Jürgen Melzer im Interview - "Ich liege mehr auf der Bank als ich am Platz stehe"

Als ehemaliger Top-10-Mann und Paris-Semifinalist zahlt Jürgen Melzer einen hohen Preis um auch mit 36 noch aktiv seiner großen Leidenschaft folgen zu können. Für die Karriere danach nimmt der Niederösterreicher unter anderem den Job des Daviscup-Captains ins Visier. Interview: Fritz Hutter (Sportmagazin).

von Fritz Hutter
zuletzt bearbeitet: 18.04.2018, 09:32 Uhr

Jürgen Melzer hat in Moskau die Österreicher zum Lächeln gebracht

tennisnet: Aus Schaden wird man ja angeblich klug. Konntest du von den in den letzten Jahren erlittenen "Schäden" an der Schulter und am Ellbogen irgendwie profitieren?

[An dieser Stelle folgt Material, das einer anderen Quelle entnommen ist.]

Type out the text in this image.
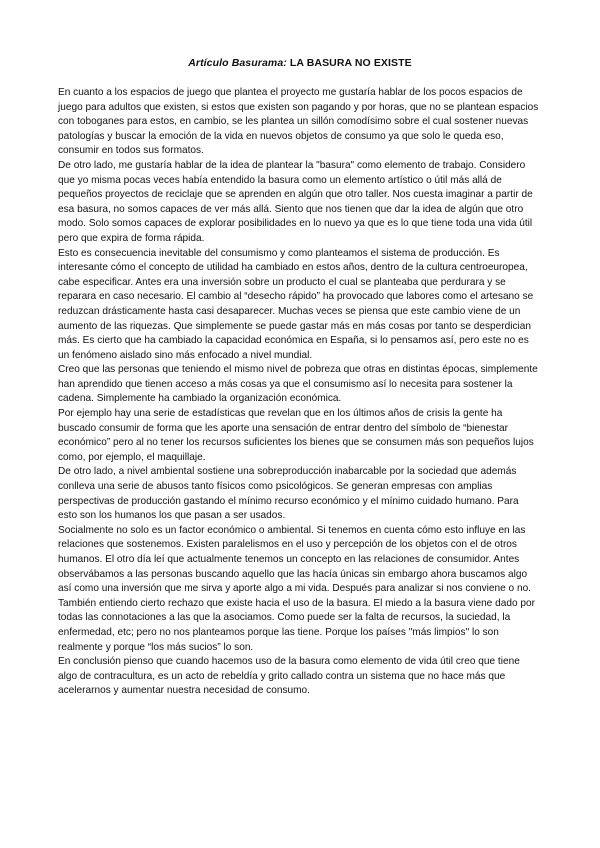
Artículo Basurama: LA BASURA NO EXISTE

En cuanto a los espacios de juego que plantea el proyecto me gustaría hablar de los pocos espacios de juego para adultos que existen, si estos que existen son pagando y por horas, que no se plantean espacios con toboganes para estos, en cambio, se les plantea un sillón comodísimo sobre el cual sostener nuevas patologías y buscar la emoción de la vida en nuevos objetos de consumo ya que solo le queda eso, consumir en todos sus formatos.

De otro lado, me gustaría hablar de la idea de plantear la "basura" como elemento de trabajo. Considero que yo misma pocas veces había entendido la basura como un elemento artístico o útil más allá de pequeños proyectos de reciclaje que se aprenden en algún que otro taller. Nos cuesta imaginar a partir de esa basura, no somos capaces de ver más allá. Siento que nos tienen que dar la idea de algún que otro modo. Solo somos capaces de explorar posibilidades en lo nuevo ya que es lo que tiene toda una vida útil pero que expira de forma rápida.

Esto es consecuencia inevitable del consumismo y como planteamos el sistema de producción. Es interesante cómo el concepto de utilidad ha cambiado en estos años, dentro de la cultura centroeuropea, cabe especificar. Antes era una inversión sobre un producto el cual se planteaba que perdurara y se reparara en caso necesario. El cambio al “desecho rápido” ha provocado que labores como el artesano se reduzcan drásticamente hasta casi desaparecer. Muchas veces se piensa que este cambio viene de un aumento de las riquezas. Que simplemente se puede gastar más en más cosas por tanto se desperdician más. Es cierto que ha cambiado la capacidad económica en España, si lo pensamos así, pero este no es un fenómeno aislado sino más enfocado a nivel mundial.

Creo que las personas que teniendo el mismo nivel de pobreza que otras en distintas épocas, simplemente han aprendido que tienen acceso a más cosas ya que el consumismo así lo necesita para sostener la cadena. Simplemente ha cambiado la organización económica.

Por ejemplo hay una serie de estadísticas que revelan que en los últimos años de crisis la gente ha buscado consumir de forma que les aporte una sensación de entrar dentro del símbolo de “bienestar económico” pero al no tener los recursos suficientes los bienes que se consumen más son pequeños lujos como, por ejemplo, el maquillaje.

De otro lado, a nivel ambiental sostiene una sobreproducción inabarcable por la sociedad que además conlleva una serie de abusos tanto físicos como psicológicos. Se generan empresas con amplias perspectivas de producción gastando el mínimo recurso económico y el mínimo cuidado humano. Para esto son los humanos los que pasan a ser usados.

Socialmente no solo es un factor económico o ambiental. Si tenemos en cuenta cómo esto influye en las relaciones que sostenemos. Existen paralelismos en el uso y percepción de los objetos con el de otros humanos. El otro día leí que actualmente tenemos un concepto en las relaciones de consumidor. Antes observábamos a las personas buscando aquello que las hacía únicas sin embargo ahora buscamos algo así como una inversión que me sirva y aporte algo a mi vida. Después para analizar si nos conviene o no.

También entiendo cierto rechazo que existe hacia el uso de la basura. El miedo a la basura viene dado por todas las connotaciones a las que la asociamos. Como puede ser la falta de recursos, la suciedad, la enfermedad, etc; pero no nos planteamos porque las tiene. Porque los países "más limpios" lo son realmente y porque “los más sucios” lo son.

En conclusión pienso que cuando hacemos uso de la basura como elemento de vida útil creo que tiene algo de contracultura, es un acto de rebeldía y grito callado contra un sistema que no hace más que acelerarnos y aumentar nuestra necesidad de consumo.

Jürgen Melzer: Tatsächlich habe ich extrem viel durchs Kommentieren gelernt, was ich ohne die Verletzungspausen ja nie gemacht hätte. Aus dieser Vogelperspektive kannst du um so viel besser analysieren. Und es relativiert sich alles. Mittlerweile bin ich einfach nur mehr froh, spielen zu können. Dadurch ist der Druck ganz ein anderer. Wenn ich daran denke, wie du unter Strom stehst, wenn, wie etwa bei Dominic Thiem, jede Woche verlangt ist, dass du Semifinale oder Finale spielst. Bei mir ist das jetzt ganz anderes. Es ist ein Genuss zu spielen und einige immer noch ärgern zu können.

tennisnet: Aber du strebst doch wieder an, drei Wochen im Monat zu spielen, oder?

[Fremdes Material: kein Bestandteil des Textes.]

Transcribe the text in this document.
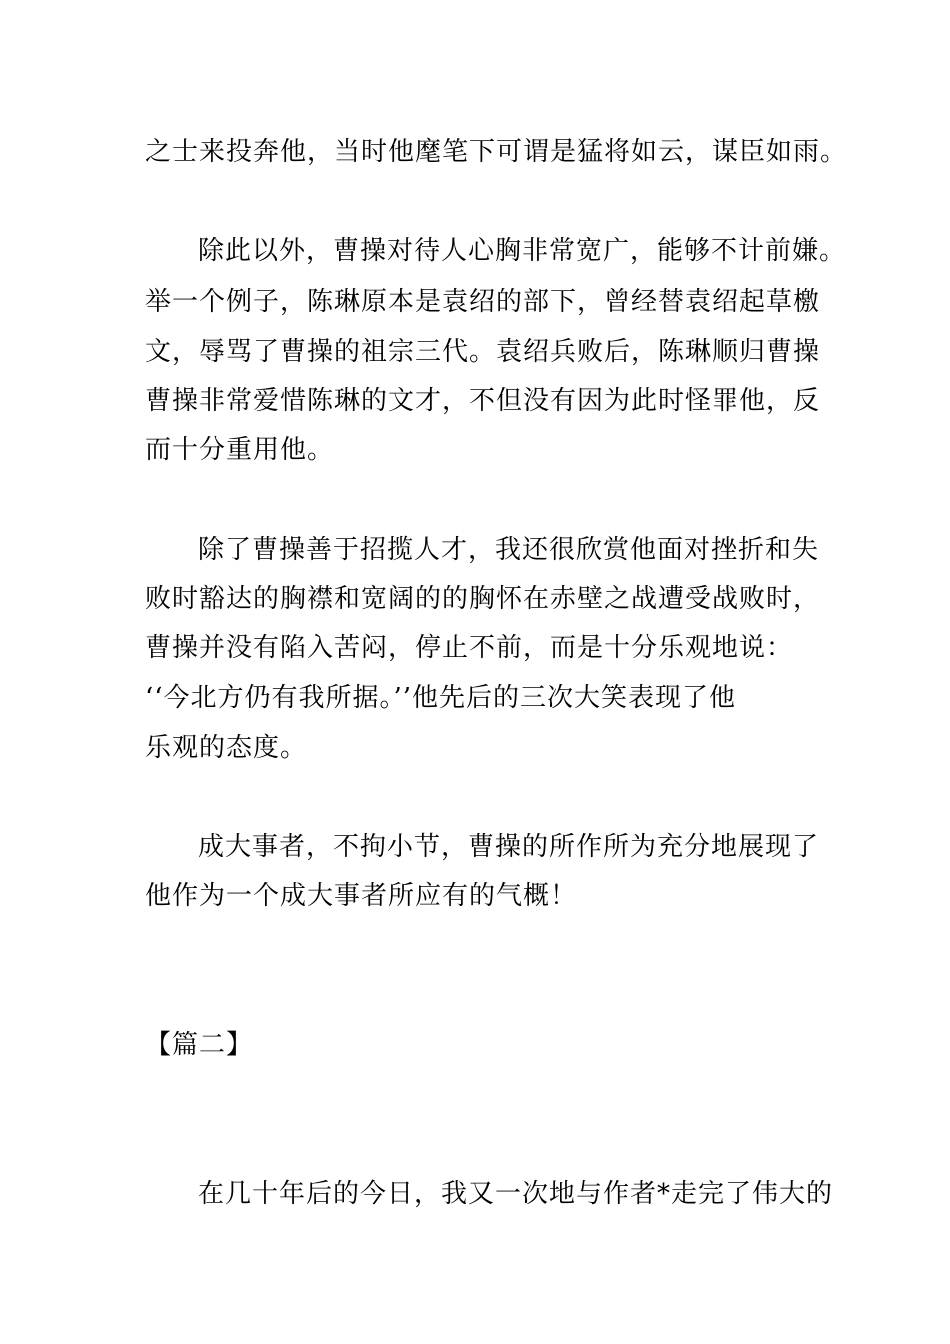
之士来投奔他，当时他麾笔下可谓是猛将如云，谋臣如雨。
除此以外，曹操对待人心胸非常宽广，能够不计前嫌。
举一个例子，陈琳原本是袁绍的部下，曾经替袁绍起草檄
文，辱骂了曹操的祖宗三代。袁绍兵败后，陈琳顺归曹操
曹操非常爱惜陈琳的文才，不但没有因为此时怪罪他，反
而十分重用他。
除了曹操善于招揽人才，我还很欣赏他面对挫折和失
败时豁达的胸襟和宽阔的的胸怀在赤壁之战遭受战败时，
曹操并没有陷入苦闷，停止不前，而是十分乐观地说：
‘‘今北方仍有我所据。’’他先后的三次大笑表现了他
乐观的态度。
成大事者，不拘小节，曹操的所作所为充分地展现了
他作为一个成大事者所应有的气概！
【篇二】
在几十年后的今日，我又一次地与作者*走完了伟大的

Melzer: Durchaus, aber im Moment bin ich davon noch ein bisserl entfernt. Ich glaube, dass ich künftig einen 2:2-Rhythmus spielen muss, einen 3:1er-Rhythmus aber nicht mehr zusammenbringen werde.

tennisnet: Am letzten Davis-Cup-Wochenende warst du nicht der einzige erfolgreiche "Alte". In Valencia etwa haben sich die Herren Ferrer und Kohlschreiber ein sehenswertes Fünfsatzduell geliefert. Warum sind die reiferen Tennisstars von heute "jünger" als jene von früher?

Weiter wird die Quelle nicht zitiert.